А все-таки обидно было от родного сына подобное слушать, очень обидно! Ну лакей, официант… Что ж из того, что по назначению судьбы я лакей! И потом, я вовсе не какой-нибудь, а из первоклассного ресторана, где всегда самая отборная и высшая публика. К нам мелкоту какую даже и не допускают, и на низ, швейцарам, строгий наказ дан, а все больше люди обстоятельные бывают – генералы и капиталисты, и самые образованные люди, профессора там и вообще, коммерсанты и аристократы… Самая тонкая и высокая публика. При таком сорте гостей нужна очень искусственная служба, и надо тоже знать, как держать себя в порядке, чтобы не было какого неудовольствия. К нам принимают тоже не с ветру, а все равно как сквозь огонь пропускают, как все равно в какой университет. Чтобы и фигурой соответствовал, и лицо было чистое и без знаков, и взгляд строгий и солидный. У нас не прими-подай, а со смыслом. И стоять надо тоже с пониманием и глядеть так, как бы и нет тебя вовсе, а ты все должен уследить и быть начеку. Так это даже и не лакей, а как все равно метрдотель из второклассного ресторана.

– Ты, – говорит, – исполняешь бесполезное и низкое ремесло! Кланяешься всякому прохвосту и хаму… Пятки им лижешь за полтинники!

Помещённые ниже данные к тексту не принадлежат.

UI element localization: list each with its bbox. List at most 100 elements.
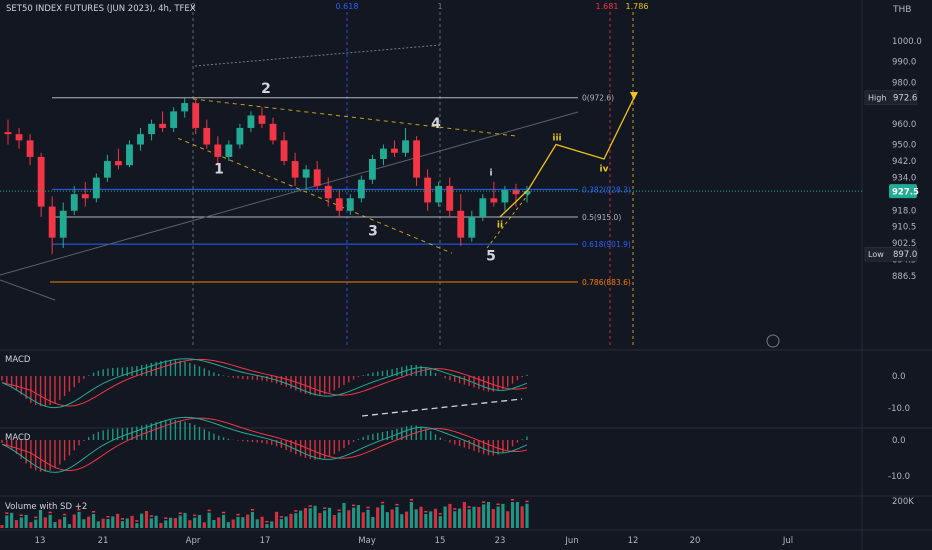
volume-bar [14,520,19,528]
volume-bar [144,511,149,528]
candle [335,190,343,217]
volume-bar [96,521,100,528]
volume-sd-marker [279,516,283,518]
volume-sd-marker [409,499,414,501]
candle-body [48,206,56,238]
candle-body [103,161,111,178]
candle [126,140,133,168]
price-tick-label: 990.0 [892,58,916,68]
volume-sd-marker [221,511,226,514]
volume-sd-marker [453,508,457,510]
candle [26,134,34,166]
price-tick-label: 902.5 [892,239,916,249]
volume-bar [48,514,52,528]
candle [203,119,211,149]
price-tick-label: 980.0 [892,78,916,88]
volume-bar [63,516,67,528]
volume-bar [303,508,308,528]
candle [48,196,56,255]
time-tick-label: 12 [628,536,639,546]
fib-time-label: 1.786 [626,2,649,11]
candle-body [258,115,266,124]
volume-bar [404,511,409,528]
candle [346,194,354,215]
volume-sd-marker [265,521,269,523]
candle-body [181,103,189,112]
currency-label: THB [893,5,912,15]
wave-label-i: i [489,169,492,179]
candle [391,140,398,157]
candle-body [435,185,443,203]
volume-bar [327,507,332,528]
candle [70,185,78,215]
volume-bar [34,519,38,528]
volume-bar [231,519,235,528]
time-tick-label: 15 [435,536,446,546]
candle-body [37,156,45,207]
volume-label[interactable]: Volume with SD +2 [5,502,88,512]
volume-bar [226,522,230,528]
time-tick-label: 17 [260,536,271,546]
volume-sd-marker [467,506,471,508]
volume-bar [87,516,91,528]
candle [302,165,310,191]
volume-bar [183,512,187,528]
candle-body [148,123,155,135]
volume-sd-marker [525,500,529,503]
volume-bar [241,517,245,528]
volume-bar [433,508,438,528]
candle [402,127,409,157]
macd2-label[interactable]: MACD [5,433,31,443]
volume-bar [178,515,182,528]
macd1-tick: 0.0 [892,372,906,382]
volume-bar [443,506,447,528]
volume-bar [371,517,375,528]
volume-bar [356,505,361,528]
price-tick-label: 960.0 [892,120,916,130]
candle [103,154,111,182]
volume-bar [221,514,226,528]
candle-body [92,177,100,199]
candle-body [402,140,409,153]
volume-bar [337,512,341,528]
volume-bar [159,523,163,528]
symbol-title[interactable]: SET50 INDEX FUTURES (JUN 2023), 4h, TFEX [6,4,196,14]
volume-sd-marker [5,512,9,514]
candle-body [59,210,67,238]
volume-bar [265,524,269,528]
candle-body [335,198,343,211]
candle-body [159,123,167,128]
volume-bar [135,523,139,528]
volume-sd-marker [193,514,197,517]
volume-tick: 200K [892,497,914,507]
candle [413,136,420,186]
macd2-tick: 0.0 [892,436,906,446]
candle [159,111,167,133]
fib-time-label: 1.681 [596,2,619,11]
volume-sd-marker [34,516,38,519]
volume-sd-marker [424,511,428,513]
candle [435,181,443,207]
volume-bar [390,509,394,528]
candle-body [26,140,34,157]
volume-sd-marker [438,513,442,515]
volume-bar [501,503,505,528]
volume-bar [255,519,259,528]
time-tick-label: 23 [495,536,506,546]
volume-bar [29,522,33,528]
candle [446,177,454,217]
candle [380,144,387,166]
candle-body [479,198,487,217]
volume-sd-marker [395,503,399,506]
volume-bar [385,512,389,528]
candle-body [512,190,520,195]
volume-sd-marker [91,511,96,513]
candle-body [457,210,465,238]
candle [490,181,498,207]
candle-body [523,191,531,195]
volume-bar [270,521,274,528]
candle-body [380,148,387,159]
macd1-label[interactable]: MACD [5,355,31,365]
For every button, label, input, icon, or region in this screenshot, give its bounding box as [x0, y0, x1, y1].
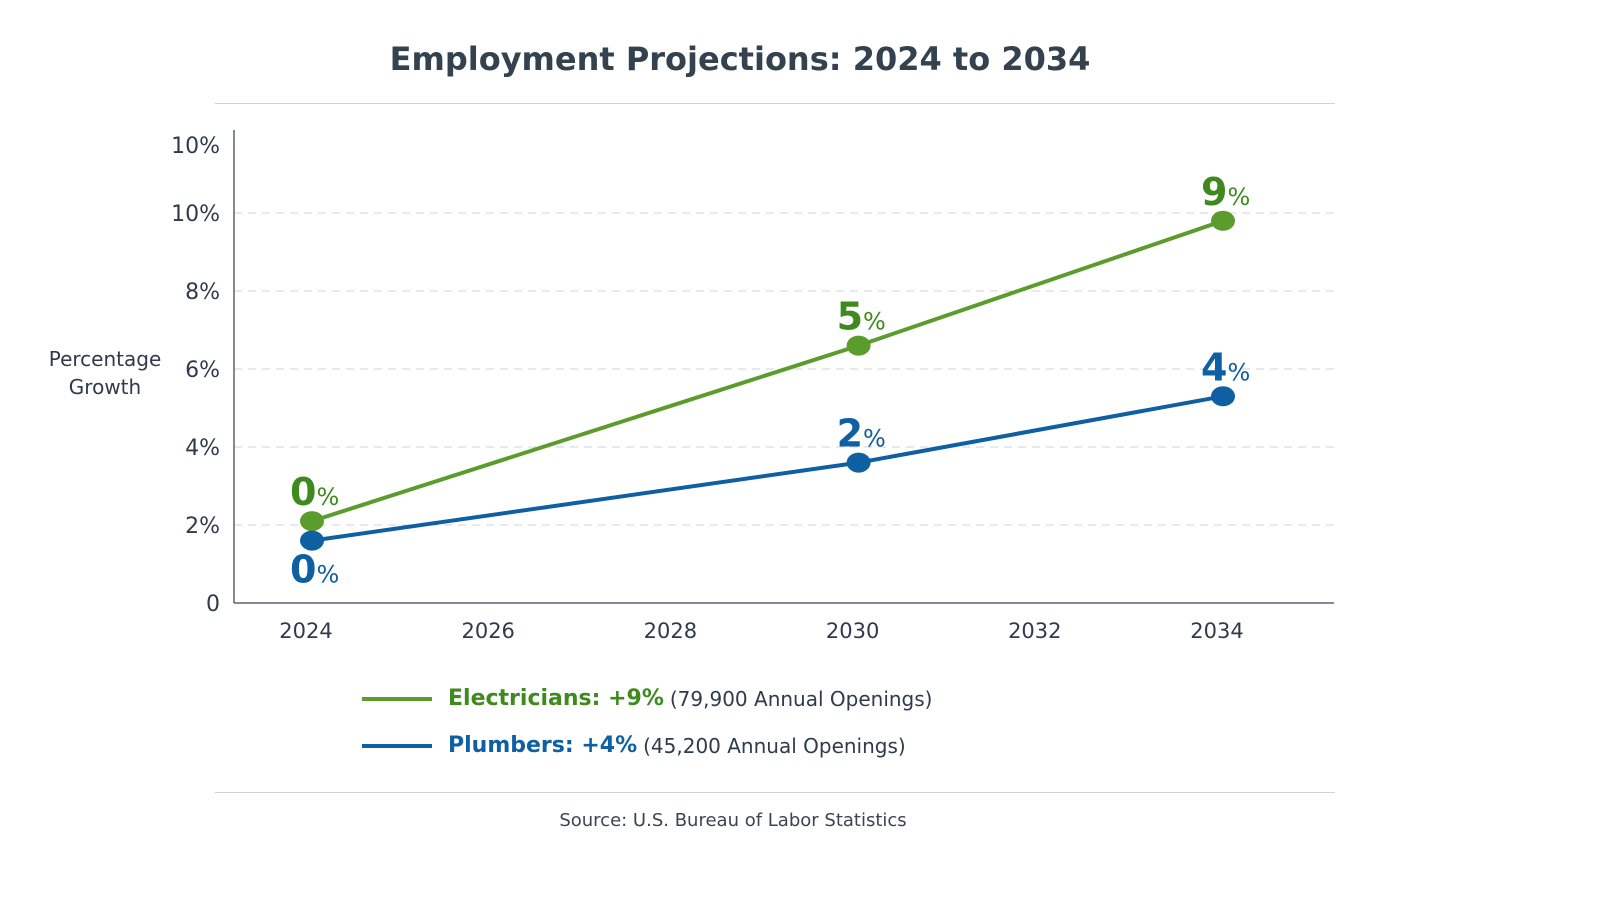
chart-title: Employment Projections: 2024 to 2034 — [389, 40, 1091, 78]
data-point — [300, 530, 324, 551]
y-tick-label: 4% — [185, 436, 220, 461]
data-point — [300, 511, 324, 532]
legend-swatch — [362, 696, 432, 701]
y-tick-label: 6% — [185, 358, 220, 383]
x-tick-label: 2028 — [644, 619, 697, 643]
x-tick-label: 2024 — [279, 619, 332, 643]
data-label: 5% — [837, 295, 886, 339]
legend-item-electricians: Electricians: +9% (79,900 Annual Opening… — [362, 686, 932, 711]
data-label: 4% — [1201, 345, 1250, 389]
y-axis-label: Percentage — [49, 347, 162, 371]
legend-detail: (79,900 Annual Openings) — [669, 686, 933, 711]
legend-detail: (45,200 Annual Openings) — [643, 733, 906, 758]
x-tick-label: 2032 — [1008, 619, 1061, 643]
series-line-plumbers — [311, 394, 1224, 543]
source-note: Source: U.S. Bureau of Labor Statistics — [559, 810, 907, 831]
data-label: 2% — [837, 412, 886, 456]
data-label: 0% — [290, 470, 339, 514]
data-point — [1211, 210, 1235, 231]
y-tick-label: 10% — [171, 202, 220, 227]
x-tick-label: 2026 — [461, 619, 514, 643]
x-tick-label: 2030 — [826, 619, 879, 643]
data-point — [846, 335, 871, 356]
y-tick-label: 2% — [185, 514, 220, 539]
y-tick-label: 0 — [206, 592, 220, 617]
y-tick-label: 8% — [185, 280, 220, 305]
data-label: 0% — [290, 548, 339, 592]
y-axis-label: Growth — [69, 375, 141, 399]
title-divider — [215, 103, 1335, 104]
legend-name: Plumbers: +4% — [448, 733, 638, 758]
legend-swatch — [362, 743, 432, 748]
legend-name: Electricians: +9% — [448, 686, 664, 711]
data-point — [846, 452, 871, 473]
data-point — [1211, 386, 1235, 407]
data-label: 9% — [1201, 170, 1250, 214]
source-divider — [215, 792, 1335, 793]
x-tick-label: 2034 — [1190, 619, 1243, 643]
y-tick-label: 10% — [171, 134, 220, 159]
legend-item-plumbers: Plumbers: +4% (45,200 Annual Openings) — [362, 733, 906, 758]
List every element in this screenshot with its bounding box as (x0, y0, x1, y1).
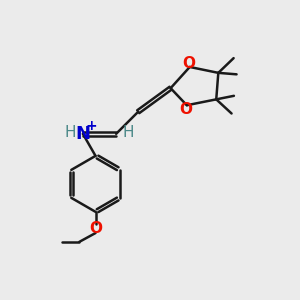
Text: O: O (89, 221, 102, 236)
Text: H: H (65, 125, 76, 140)
Text: O: O (183, 56, 196, 70)
Text: +: + (86, 119, 98, 133)
Text: H: H (123, 125, 134, 140)
Text: O: O (179, 102, 192, 117)
Text: N: N (75, 125, 90, 143)
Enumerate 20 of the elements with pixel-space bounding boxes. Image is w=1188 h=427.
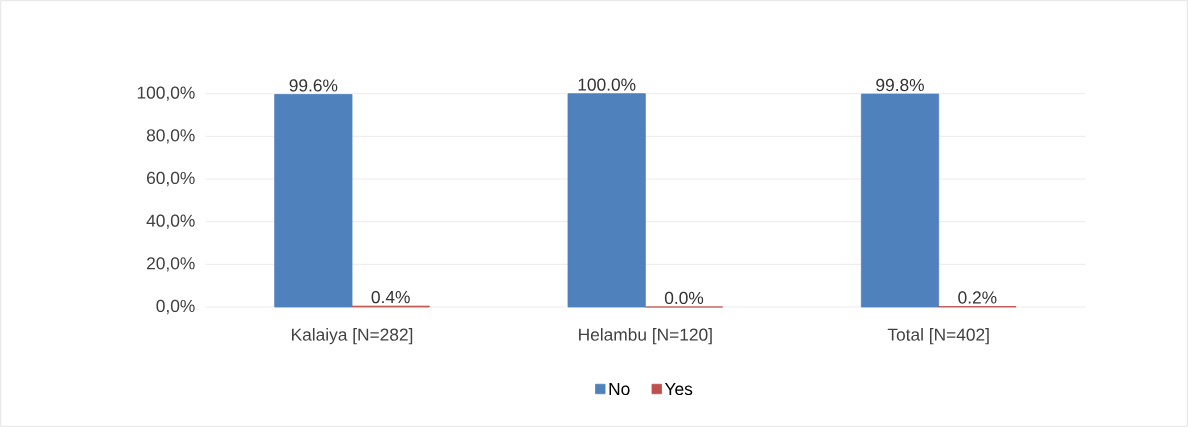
- y-tick-label: 60,0%: [147, 171, 195, 187]
- data-label: 99.8%: [876, 78, 924, 92]
- data-label: 100.0%: [578, 78, 636, 91]
- y-tick-label: 80,0%: [146, 129, 195, 144]
- x-tick-label: Kalaiya [N=282]: [292, 328, 413, 345]
- data-label: 0.0%: [664, 291, 704, 305]
- bar: [567, 93, 646, 308]
- data-label: 99.6%: [289, 79, 338, 92]
- y-tick-label: 20,0%: [147, 257, 195, 272]
- x-tick-label: Total [N=402]: [887, 328, 989, 345]
- legend-label: Yes: [664, 382, 693, 396]
- y-tick-label: 100,0%: [137, 86, 195, 101]
- data-label: 0.2%: [958, 291, 997, 304]
- data-label: 0.4%: [371, 290, 410, 304]
- legend-label: No: [609, 382, 630, 396]
- y-tick-label: 40,0%: [146, 214, 195, 229]
- bar: [860, 93, 940, 308]
- bar: [274, 94, 353, 308]
- x-tick-label: Helambu [N=120]: [579, 328, 712, 345]
- y-tick-label: 0,0%: [156, 299, 195, 315]
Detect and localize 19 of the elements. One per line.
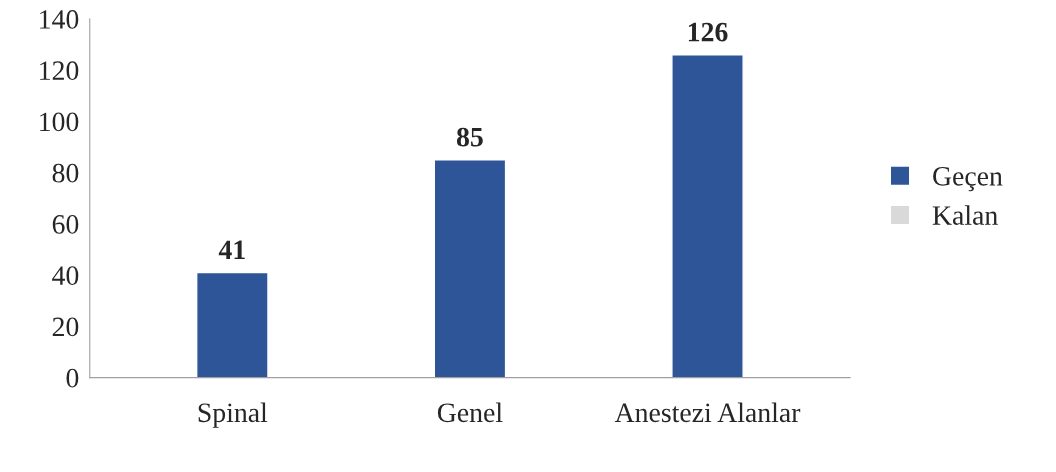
y-tick-label: 20 [52, 317, 79, 337]
bar [195, 271, 269, 378]
legend-label: Geçen [933, 166, 1003, 192]
bar [433, 159, 507, 378]
y-tick-label: 100 [40, 112, 79, 132]
data-label: 41 [218, 240, 245, 259]
y-tick-label: 140 [40, 10, 79, 29]
y-tick-label: 0 [66, 368, 79, 388]
data-label: 85 [456, 127, 483, 147]
y-tick-label: 120 [40, 61, 79, 81]
x-tick-label: Anestezi Alanlar [614, 402, 801, 423]
y-tick-label: 60 [52, 215, 79, 234]
x-tick-label: Spinal [198, 402, 268, 428]
data-label: 126 [688, 22, 728, 42]
legend-label: Kalan [932, 205, 998, 225]
y-tick-label: 80 [52, 163, 79, 183]
x-tick-label: Genel [437, 402, 503, 423]
bar [671, 54, 744, 378]
y-tick-label: 40 [52, 266, 79, 286]
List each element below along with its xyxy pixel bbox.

А?! Упрекал меня за полтинники! А ведь он и вырос-то на эти полтинники, которые я получал завсе-иза поклоны, и за услужение разным господам, и пьяным, и благородным, и за разное! И брюки на нем шились на эти полтинники, и курточки, и книги куплены, которые он учил, и сапоги, и все! Вот что значит, что он ничего-то не знал из жизни! Посмотрел бы он, как кланяются и лижут пятки, и даже не за полтинник, а из высших соображений! Я-то всего повидал.

Когда раз в круглой гостиной был сервирован торжественный обед по случаю прибытия господина министра, и я с прочими номерами был приставлен к комплекту, сам собственными глазами видел, как один важный господин, с орденами по всей груди, со всею скоростью юркнули головой под стол и подняли носовой платок, который господин министр изволили уронить. Скорей моего поднял и даже под столом отстранил мою руку. Это даже и не их дело – по полу елозить за платками… Поглядел бы вот тогда Колюшка, а то – лакей! Я-то, натурально, выполняю свое дело, и если подаю спичку, так подаю по уставу службы, а не сверх комплекта…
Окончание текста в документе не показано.